Seit einem halben Jahr ist Jörg Gröbli Geschäftsführer des Schweizerischen Instituts für ärztliche Weiter- und Fortbildung (SIWF). Vonseiten der Assistenzärztinnen und -ärzte stand das SIWF immer wieder in der Kritik. Was sind die grössten Herausforderungen und wie geht Jörg Gröbli diese an?

Assistenzärztinnen und -ärzte zeigten sich aufgrund des komplizierten E-Logbuchs und der langen Wartezeiten bei der Titelerteilung oft unzufrieden mit dem Schweizerischen Institut für ärztliche Weiter- und Fortbildung (SIWF). Nun sind auf verschiedenen Ebenen Verbesserungsprozesse im Gang. Bild: Adobe Stock
Assistenzärztinnen und -ärzte zeigten sich aufgrund des komplizierten E-Logbuchs und der langen Wartezeiten bei der Titelerteilung oft unzufrieden mit dem Schweizerischen Institut für ärztliche Weiter- und Fortbildung (SIWF). Nun sind auf verschiedenen Ebenen Verbesserungsprozesse im Gang. Bild: Adobe Stock

Jörg Gröbli, Sie sind seit Januar 2024 Geschäftsführer des SIWF. Wie ist es dazu gekommen?

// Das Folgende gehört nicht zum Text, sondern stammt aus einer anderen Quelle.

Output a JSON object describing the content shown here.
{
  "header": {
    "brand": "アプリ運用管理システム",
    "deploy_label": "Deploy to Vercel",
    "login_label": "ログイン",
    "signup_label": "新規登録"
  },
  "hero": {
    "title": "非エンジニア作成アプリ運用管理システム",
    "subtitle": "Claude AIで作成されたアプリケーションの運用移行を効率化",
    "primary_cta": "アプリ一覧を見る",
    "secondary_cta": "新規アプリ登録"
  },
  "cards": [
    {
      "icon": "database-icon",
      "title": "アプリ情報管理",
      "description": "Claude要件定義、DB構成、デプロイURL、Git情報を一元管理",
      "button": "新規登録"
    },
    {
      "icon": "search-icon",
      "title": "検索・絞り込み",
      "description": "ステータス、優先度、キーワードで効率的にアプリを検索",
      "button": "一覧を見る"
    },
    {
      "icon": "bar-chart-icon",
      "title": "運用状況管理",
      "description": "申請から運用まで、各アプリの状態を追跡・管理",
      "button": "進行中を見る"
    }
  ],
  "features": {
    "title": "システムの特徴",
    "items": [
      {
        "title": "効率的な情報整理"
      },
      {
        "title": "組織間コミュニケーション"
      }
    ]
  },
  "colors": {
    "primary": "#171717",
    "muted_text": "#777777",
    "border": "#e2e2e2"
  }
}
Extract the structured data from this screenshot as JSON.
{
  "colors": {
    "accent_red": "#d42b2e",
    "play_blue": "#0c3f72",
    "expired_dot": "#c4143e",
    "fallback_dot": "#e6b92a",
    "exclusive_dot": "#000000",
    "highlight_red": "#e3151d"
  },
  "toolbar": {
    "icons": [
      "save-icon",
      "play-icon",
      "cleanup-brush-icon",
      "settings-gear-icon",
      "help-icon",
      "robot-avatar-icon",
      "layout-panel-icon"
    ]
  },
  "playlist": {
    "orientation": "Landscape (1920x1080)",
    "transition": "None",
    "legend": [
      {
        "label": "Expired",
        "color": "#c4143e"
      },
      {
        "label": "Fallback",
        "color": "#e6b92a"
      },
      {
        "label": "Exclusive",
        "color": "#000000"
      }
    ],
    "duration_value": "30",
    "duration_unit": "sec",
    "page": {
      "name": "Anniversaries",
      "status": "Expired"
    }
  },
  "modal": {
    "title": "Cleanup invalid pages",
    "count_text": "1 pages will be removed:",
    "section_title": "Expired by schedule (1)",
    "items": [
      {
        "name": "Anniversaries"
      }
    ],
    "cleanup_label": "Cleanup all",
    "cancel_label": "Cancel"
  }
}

Ganz korrekt ist es so, dass ich als externer Unternehmensberater von Januar bis März 2024 Geschäftsführer ad interim war. Erst seit dem 1. April bin als Geschäftsführer offiziell im Amt. Ich komme nicht aus dem medizinischen Bereich, sondern habe Betriebswirtschaftslehre studiert, später ein Executive Master of Business Administration, kurz EMBA, gemacht und für verschiedene, vor allem grosse und sehr grosse Unternehmen gearbeitet. In den letzten zehn Jahren war ich bei einem internationalen Beratungsunternehmen tätig. Erst im vergangenen Jahr habe ich zu einer Schweizer Beratungsfirma gewechselt, die ein Mandat des SIWF angenommen hat. So kam ich zu dem Mandat als Geschäftsführer ad interim, mit dem Auftrag, eine Reorganisation anzustossen und eine neue Geschäftsführung zu suchen. Die Zusammenarbeit mit der Geschäftsleitung und dem Vorstand war von Anfang an sehr gut und so kam es zum Entscheid, dass ich definitiv die Stelle als Geschäftsführer übernehme.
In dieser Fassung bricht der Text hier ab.